When online tests in Tennessee went off the rails two years ago, state officials blamed the vendor, Measurement Incorporated, and eventually canceled its assessment contracts.
But the company says that blame was misdirected—and it’s fighting in court to get reimbursed for more than $25 million it says it’s owed by the state.
The vendor’s lawsuit, which is now being heard before the Tennessee Claims Commission, is just one chapter in a spate of testing problems that have bedeviled the state over the past few years — with the most recent problems emerging just last month.
The case offers a window into the prolonged and complicated disputes that often follow states’ online testing mishaps. In some cases, vendors agree to pay settlements to reimburse states for alleged shortcomings that knock students offline, consume class time, and rile parents.

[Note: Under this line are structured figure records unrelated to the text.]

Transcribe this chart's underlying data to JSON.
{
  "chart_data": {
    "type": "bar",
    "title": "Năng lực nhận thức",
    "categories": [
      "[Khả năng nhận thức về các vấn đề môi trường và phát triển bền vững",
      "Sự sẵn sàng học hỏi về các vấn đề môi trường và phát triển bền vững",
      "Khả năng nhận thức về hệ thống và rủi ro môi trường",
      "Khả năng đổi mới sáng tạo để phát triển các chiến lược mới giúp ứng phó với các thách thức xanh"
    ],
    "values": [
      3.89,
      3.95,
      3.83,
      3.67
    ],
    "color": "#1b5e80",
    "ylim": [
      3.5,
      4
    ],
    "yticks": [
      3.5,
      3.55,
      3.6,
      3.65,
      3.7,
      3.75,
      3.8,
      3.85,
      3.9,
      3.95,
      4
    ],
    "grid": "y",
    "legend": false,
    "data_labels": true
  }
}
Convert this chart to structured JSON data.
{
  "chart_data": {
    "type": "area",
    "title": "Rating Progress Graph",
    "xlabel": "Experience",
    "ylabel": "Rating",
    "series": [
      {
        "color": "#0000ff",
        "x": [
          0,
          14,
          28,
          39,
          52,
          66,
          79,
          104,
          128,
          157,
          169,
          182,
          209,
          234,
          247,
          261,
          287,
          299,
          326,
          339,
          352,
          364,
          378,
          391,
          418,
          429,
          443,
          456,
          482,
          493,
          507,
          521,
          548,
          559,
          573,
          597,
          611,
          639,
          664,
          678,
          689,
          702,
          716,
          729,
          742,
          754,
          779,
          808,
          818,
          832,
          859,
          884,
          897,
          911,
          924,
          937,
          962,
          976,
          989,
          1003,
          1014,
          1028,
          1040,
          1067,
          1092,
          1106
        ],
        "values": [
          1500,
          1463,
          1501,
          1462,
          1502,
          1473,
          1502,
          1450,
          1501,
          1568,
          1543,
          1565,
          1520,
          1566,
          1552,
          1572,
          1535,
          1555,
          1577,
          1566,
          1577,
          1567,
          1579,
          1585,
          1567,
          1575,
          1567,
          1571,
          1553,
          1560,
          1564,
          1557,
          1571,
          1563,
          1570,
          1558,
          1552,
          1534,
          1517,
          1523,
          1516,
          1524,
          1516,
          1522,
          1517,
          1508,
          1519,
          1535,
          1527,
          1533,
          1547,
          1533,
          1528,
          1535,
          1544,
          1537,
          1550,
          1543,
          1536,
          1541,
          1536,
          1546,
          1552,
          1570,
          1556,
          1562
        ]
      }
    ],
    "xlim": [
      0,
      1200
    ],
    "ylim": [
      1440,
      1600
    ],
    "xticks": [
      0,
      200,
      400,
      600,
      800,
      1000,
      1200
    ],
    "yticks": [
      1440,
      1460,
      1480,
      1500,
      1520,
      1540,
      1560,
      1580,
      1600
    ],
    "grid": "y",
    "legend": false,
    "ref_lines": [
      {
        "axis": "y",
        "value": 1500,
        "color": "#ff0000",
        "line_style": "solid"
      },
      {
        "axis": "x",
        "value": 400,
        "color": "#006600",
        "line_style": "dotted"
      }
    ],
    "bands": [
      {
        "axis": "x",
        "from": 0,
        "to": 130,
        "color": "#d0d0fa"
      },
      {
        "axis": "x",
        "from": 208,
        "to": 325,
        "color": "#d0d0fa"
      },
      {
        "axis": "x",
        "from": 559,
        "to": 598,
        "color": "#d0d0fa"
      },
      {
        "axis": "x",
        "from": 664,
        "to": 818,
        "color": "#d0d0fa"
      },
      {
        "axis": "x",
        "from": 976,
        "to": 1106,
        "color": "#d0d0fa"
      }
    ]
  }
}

In Tennessee, however, Measurement Incorporated says the fault for delays and confusion during the 2016 testing cycle lies with state officials, who the vendor contends overreacted to testing glitches and made fixable problems worse.
The vendor’s lawsuit is seeking $25.7 million from the state’s department of education for breach of contract.
Attorneys for Measurement Incorporated and the Tennessee state Attorney General’s office both declined comment, referring Marketplace K-12 to court documents laying out their positions. But in those filings, Tennessee officials dispute the vendor’s claims—and they’re seeking damages of their own, to be determined by the court.
Regardless of how the lawsuit is decided, Tennessee’s testing woes did not end when it parted ways with Measurement Incorporated.
This year, login problems and an apparent cyberattack prevented thousands of students from accessing the exam, and about 1,400 students ended up taking the wrong version of the test, known TNReady, as my colleague Ben Herold explained in a recent story. The state’s current vendor is Questar.
The legal challenge filed by Measurement Inc. stems from disruptions that occurred on Feb. 8, 2016, after students began logging onto the vendor’s online testing platform, MIST.
In its lawsuit, the company says that by 9:15 a.m. that day, 22,000 students were online taking tests, and the vendor began receiving reports that some school districts were having delays during the login process, and coping with slow response times. By 10:15 a.m., however, response times returned to normal, Measurement Incorporated argues.
But at 11 a.m. that day, according to the vendor’s recounting, Tennessee Commissioner of Education Candice McQueen sent an e-mail to all school districts telling them to halt testing.
During the hours that followed, thousands of tests were nonetheless processed successfully, the lawsuit claims. Yet later during the same day, Tennessee officials went ahead with what the vendor describes as a “knee-jerk reaction to unreasonably, unilaterally, and unjustifiably” cancel all online tests and switch to paper-and-pencil versions.
State’s Vision Set Back
In fact, Measurement Incorporated says, the delays that frustrated some schools were due to “temporary network saturation” caused by students logging onto the MIST platform at the same time. That problem would have been resolved, the company says, with an adjustment of the testing window.
Measurement Incorporated says Tennessee officials later required the vendor to cancel all online testing and switch to paper-based testing, without considering alternatives.
In a separate document filed with the Tennessee Claims Commission, Measurement Inc. says it had to swallow big costs while trying to satisfy Tennessee’s demands for paper-testing. The company says it was “using all known United States-based paper printing vendors” available. At one point, FedEx’s air operations from one state, North Carolina, could no longer accept some paper shipments “because of the huge volume involved,” the vendor says
Measurement Inc. had a pair of contracts with the state, worth roughly $107 million and $58 million, both of which were canceled.
State officials deny Measurement Inc.’s claims. In its response to the lawsuit, state officials say the company failed to live up to its contracts, including the ability to shift from online tests to paper ones when needed.
“The move to online testing represented an important step for Tennessee’s investment in education technology, with the aim of preparing students for the real world,” state officials said. “The state spent months working with school districts in advance of the rollout” of the exams.
Ultimately, Tennessee officials “trusted and relied on” Measurement Inc. to deliver a “functioning, computer-based testing platform,” the state argued, but the vendor fell short.
The case is now pending before the state’s claims commission, which considers lawsuits brought against the state of Tennessee, including those for alleged breaches of contract.